L’attrice protagonista Zar Amir-Ebrahimi offre una performance formidabile, catturando in modo convincente il coraggio e la determinazione del suo personaggio. Mehdi Bajestani, invece, assume un ruolo difficile e complesso, permettendoci di vedere i diversi lati di un uomo tormentato e di un mostro impenitente.

Cosa succede una volta che il killer è preso? Quando il film di Abbasi diventa politico, ci si rende ancora più conto di quanto il regista di origini iraniane sia abile a giocare coi generi. Nel processo mediatico l’assassino viene trattato come un eroe. Mentre le vittime vengono ancora di più mortificate.  Lo sguardo di Abbasi diventa cupo perché un’intera società ‒ che non vede nulla di male nella morte delle prostitute, che riporta la narrazione affermando che il machismo è perpetuato da generazioni di uomini ‒ è costretta a ripetere i suoi errori.

Se nei due film precedenti, Shelley (2016) e Border (2018), Abbasi si era avvicinato al terrore tentando di catturarlo visivamente, in Holy Spider questo è latente, in ogni inquadratura.

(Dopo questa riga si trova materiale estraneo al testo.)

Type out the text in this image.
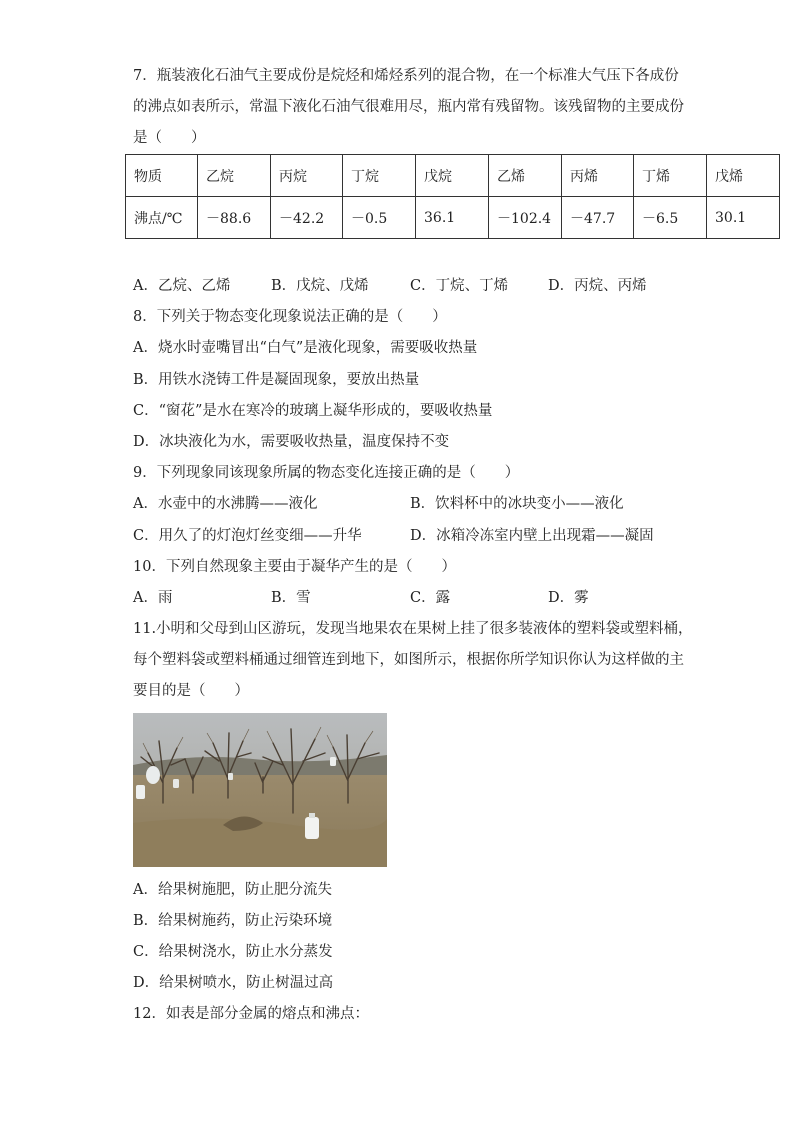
7．瓶装液化石油气主要成份是烷烃和烯烃系列的混合物，在一个标准大气压下各成份
的沸点如表所示，常温下液化石油气很难用尽，瓶内常有残留物。该残留物的主要成份
是（　　）
物质	乙烷	丙烷	丁烷	戊烷	乙烯	丙烯	丁烯	戊烯
沸点/℃	－88.6	－42.2	－0.5	36.1	－102.4	－47.7	－6.5	30.1
A．乙烷、乙烯	B．戊烷、戊烯	C．丁烷、丁烯	D．丙烷、丙烯
8．下列关于物态变化现象说法正确的是（　　）
A．烧水时壶嘴冒出“白气”是液化现象，需要吸收热量
B．用铁水浇铸工件是凝固现象，要放出热量
C．“窗花”是水在寒冷的玻璃上凝华形成的，要吸收热量
D．冰块液化为水，需要吸收热量，温度保持不变
9．下列现象同该现象所属的物态变化连接正确的是（　　）
A．水壶中的水沸腾——液化	B．饮料杯中的冰块变小——液化
C．用久了的灯泡灯丝变细——升华	D．冰箱冷冻室内壁上出现霜——凝固
10．下列自然现象主要由于凝华产生的是（　　）
A．雨	B．雪	C．露	D．雾
11.小明和父母到山区游玩，发现当地果农在果树上挂了很多装液体的塑料袋或塑料桶，
每个塑料袋或塑料桶通过细管连到地下，如图所示，根据你所学知识你认为这样做的主
要目的是（　　）
A．给果树施肥，防止肥分流失
B．给果树施药，防止污染环境
C．给果树浇水，防止水分蒸发
D．给果树喷水，防止树温过高
12．如表是部分金属的熔点和沸点：
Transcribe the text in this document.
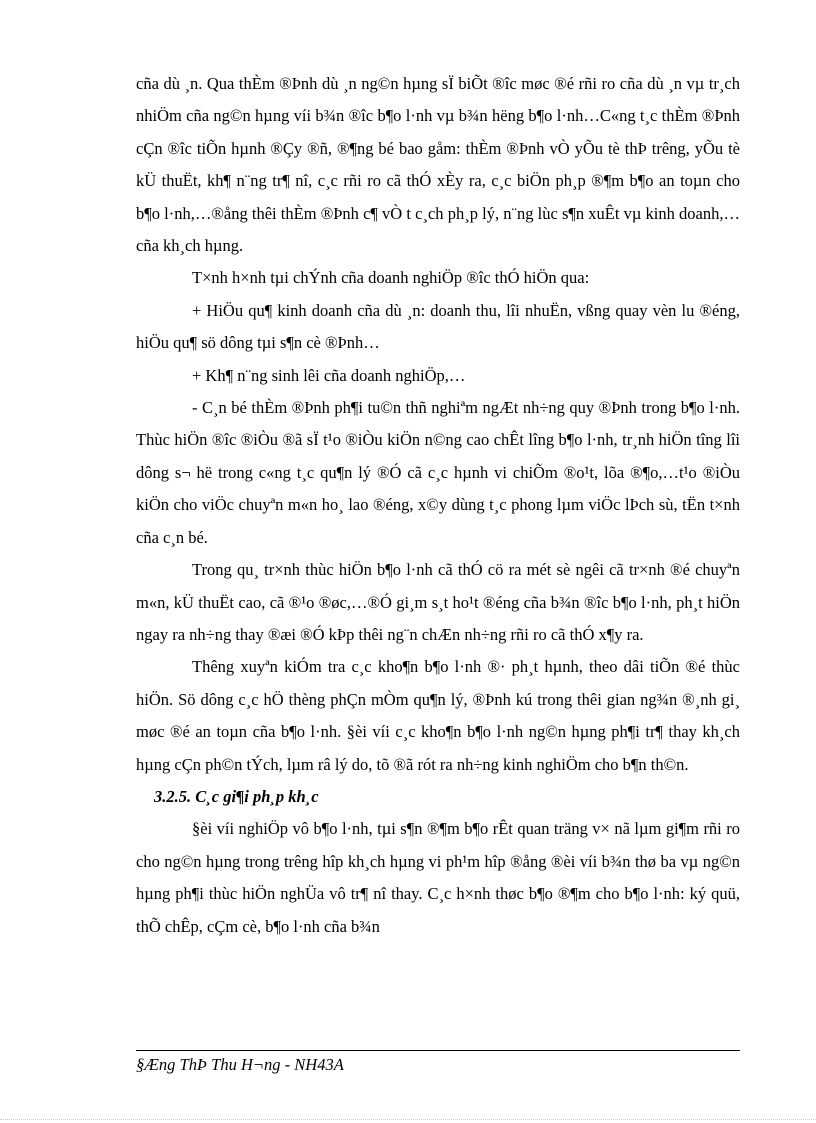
cña dù ¸n. Qua thÈm ®Þnh dù ¸n ng©n hµng sÏ biÕt ®îc møc ®é rñi ro cña dù ¸n vµ tr¸ch nhiÖm cña ng©n hµng víi b¾n ®îc b¶o l·nh vµ b¾n hëng b¶o l·nh…C«ng t¸c thÈm ®Þnh cÇn ®îc tiÕn hµnh ®Çy ®ñ, ®¶ng bé bao gåm: thÈm ®Þnh vÒ yÕu tè thÞ trêng, yÕu tè kÜ thuËt, kh¶ n¨ng tr¶ nî, c¸c rñi ro cã thÓ xÈy ra, c¸c biÖn ph¸p ®¶m b¶o an toµn cho b¶o l·nh,…®ång thêi thÈm ®Þnh c¶ vÒ t c¸ch ph¸p lý, n¨ng lùc s¶n xuÊt vµ kinh doanh,…cña kh¸ch hµng.

T×nh h×nh tµi chÝnh cña doanh nghiÖp ®îc thÓ hiÖn qua:

+ HiÖu qu¶ kinh doanh cña dù ¸n: doanh thu, lîi nhuËn, vßng quay vèn lu ®éng, hiÖu qu¶ sö dông tµi s¶n cè ®Þnh…

+ Kh¶ n¨ng sinh lêi cña doanh nghiÖp,…

- C¸n bé thÈm ®Þnh ph¶i tu©n thñ nghiªm ngÆt nh÷ng quy ®Þnh trong b¶o l·nh. Thùc hiÖn ®îc ®iÒu ®ã sÏ t¹o ®iÒu kiÖn n©ng cao chÊt lîng b¶o l·nh, tr¸nh hiÖn tîng lîi dông s¬ hë trong c«ng t¸c qu¶n lý ®Ó cã c¸c hµnh vi chiÕm ®o¹t, lõa ®¶o,…t¹o ®iÒu kiÖn cho viÖc chuyªn m«n ho¸ lao ®éng, x©y dùng t¸c phong lµm viÖc lÞch sù, tËn t×nh cña c¸n bé.

Trong qu¸ tr×nh thùc hiÖn b¶o l·nh cã thÓ cö ra mét sè ngêi cã tr×nh ®é chuyªn m«n, kÜ thuËt cao, cã ®¹o ®øc,…®Ó gi¸m s¸t ho¹t ®éng cña b¾n ®îc b¶o l·nh, ph¸t hiÖn ngay ra nh÷ng thay ®æi ®Ó kÞp thêi ng¨n chÆn nh÷ng rñi ro cã thÓ x¶y ra.

Thêng xuyªn kiÓm tra c¸c kho¶n b¶o l·nh ®· ph¸t hµnh, theo dâi tiÕn ®é thùc hiÖn. Sö dông c¸c hÖ thèng phÇn mÒm qu¶n lý, ®Þnh kú trong thêi gian ng¾n ®¸nh gi¸ møc ®é an toµn cña b¶o l·nh. §èi víi c¸c kho¶n b¶o l·nh ng©n hµng ph¶i tr¶ thay kh¸ch hµng cÇn ph©n tÝch, lµm râ lý do, tõ ®ã rót ra nh÷ng kinh nghiÖm cho b¶n th©n.

3.2.5. C¸c gi¶i ph¸p kh¸c

§èi víi nghiÖp vô b¶o l·nh, tµi s¶n ®¶m b¶o rÊt quan träng v× nã lµm gi¶m rñi ro cho ng©n hµng trong trêng hîp kh¸ch hµng vi ph¹m hîp ®ång ®èi víi b¾n thø ba vµ ng©n hµng ph¶i thùc hiÖn nghÜa vô tr¶ nî thay. C¸c h×nh thøc b¶o ®¶m cho b¶o l·nh: ký quü, thÕ chÊp, cÇm cè, b¶o l·nh cña b¾n

§Æng ThÞ Thu H¬ng - NH43A
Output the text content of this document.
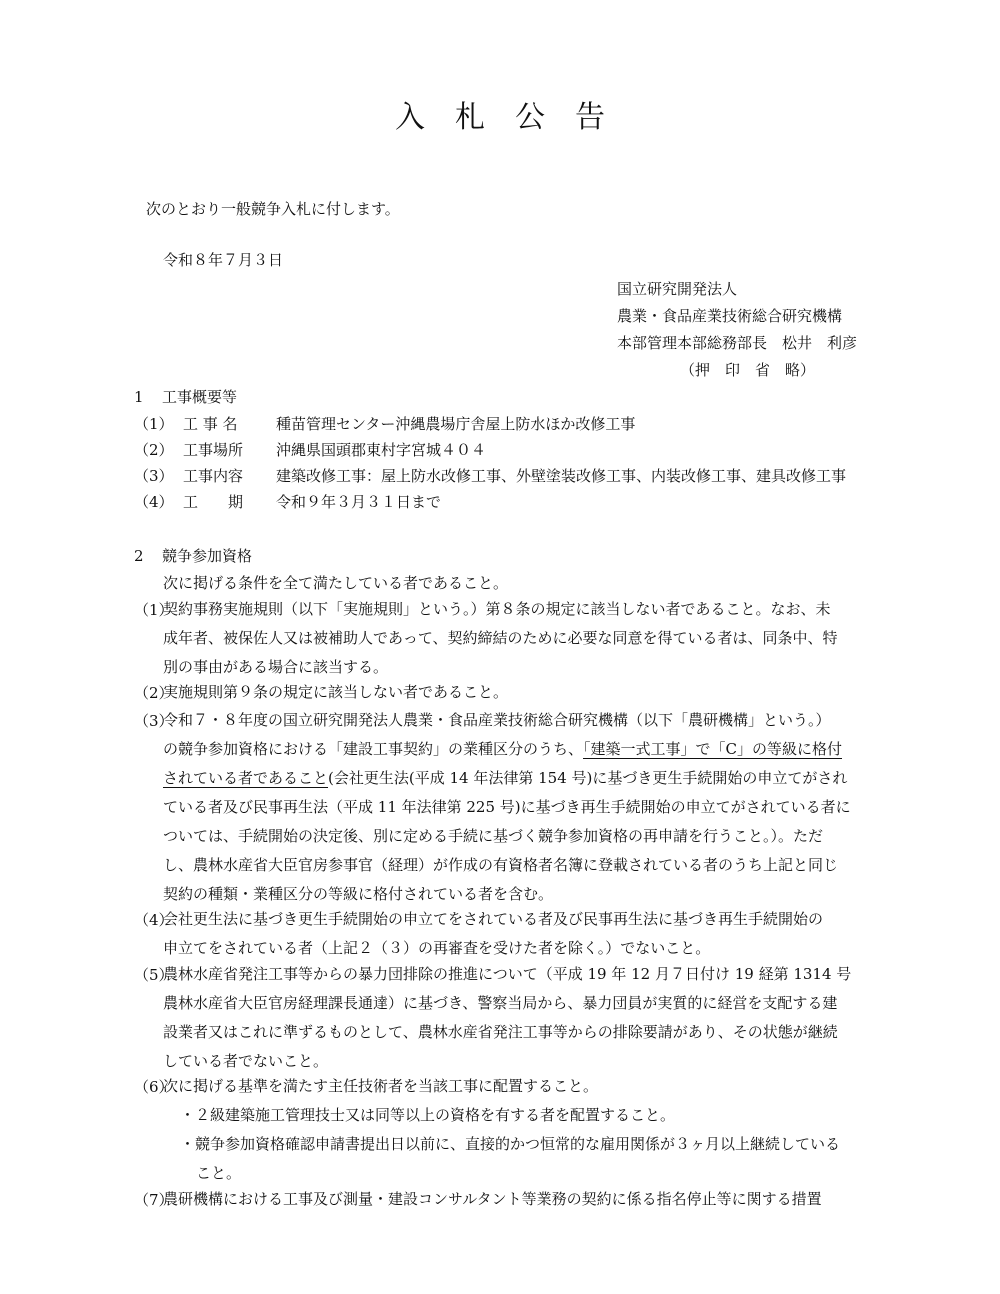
入　札　公　告
次のとおり一般競争入札に付します。
令和８年７月３日
国立研究開発法人
農業・食品産業技術総合研究機構
本部管理本部総務部長　松井　利彦
（押　印　省　略）
1 工事概要等
（1） 工 事 名	種苗管理センター沖縄農場庁舎屋上防水ほか改修工事
（2） 工事場所	沖縄県国頭郡東村字宮城４０４
（3） 工事内容	建築改修工事：屋上防水改修工事、外壁塗装改修工事、内装改修工事、建具改修工事
（4） 工　　期	令和９年３月３１日まで
2 競争参加資格
次に掲げる条件を全て満たしている者であること。
（1）
契約事務実施規則（以下「実施規則」という。）第８条の規定に該当しない者であること。なお、未
成年者、被保佐人又は被補助人であって、契約締結のために必要な同意を得ている者は、同条中、特
別の事由がある場合に該当する。
（2）
実施規則第９条の規定に該当しない者であること。
（3）
令和７・８年度の国立研究開発法人農業・食品産業技術総合研究機構（以下「農研機構」という。）
の競争参加資格における「建設工事契約」の業種区分のうち、「建築一式工事」で「C」の等級に格付
されている者であること(会社更生法(平成 14 年法律第 154 号)に基づき更生手続開始の申立てがされ
ている者及び民事再生法（平成 11 年法律第 225 号)に基づき再生手続開始の申立てがされている者に
ついては、手続開始の決定後、別に定める手続に基づく競争参加資格の再申請を行うこと。）。ただ
し、農林水産省大臣官房参事官（経理）が作成の有資格者名簿に登載されている者のうち上記と同じ
契約の種類・業種区分の等級に格付されている者を含む。
（4）
会社更生法に基づき更生手続開始の申立てをされている者及び民事再生法に基づき再生手続開始の
申立てをされている者（上記２（３）の再審査を受けた者を除く。）でないこと。
（5）
農林水産省発注工事等からの暴力団排除の推進について（平成 19 年 12 月７日付け 19 経第 1314 号
農林水産省大臣官房経理課長通達）に基づき、警察当局から、暴力団員が実質的に経営を支配する建
設業者又はこれに準ずるものとして、農林水産省発注工事等からの排除要請があり、その状態が継続
している者でないこと。
（6）
次に掲げる基準を満たす主任技術者を当該工事に配置すること。
・２級建築施工管理技士又は同等以上の資格を有する者を配置すること。
・競争参加資格確認申請書提出日以前に、直接的かつ恒常的な雇用関係が３ヶ月以上継続している
こと。
（7）
農研機構における工事及び測量・建設コンサルタント等業務の契約に係る指名停止等に関する措置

Il terrore è essere una donna in Iran, fa capire il regista. Perché le donne non sono tutelate. Il terrore è l’idiosincrasia persiana, è l’abitare una città sacra profanata dal colore verde. Il terrore è una progenie che vuole mettersi sugli stessi pasi falsi dei genitori, che non ha paura a nascondere una donna sotto al tappeto, renderla cavia, muoverla e rigirarla – anche se si tratta della propria sorella (e per di più di un gioco!) – per istruire l’altro. Qualcuno che verrà e accetterà di diventare un nuovo giustiziere.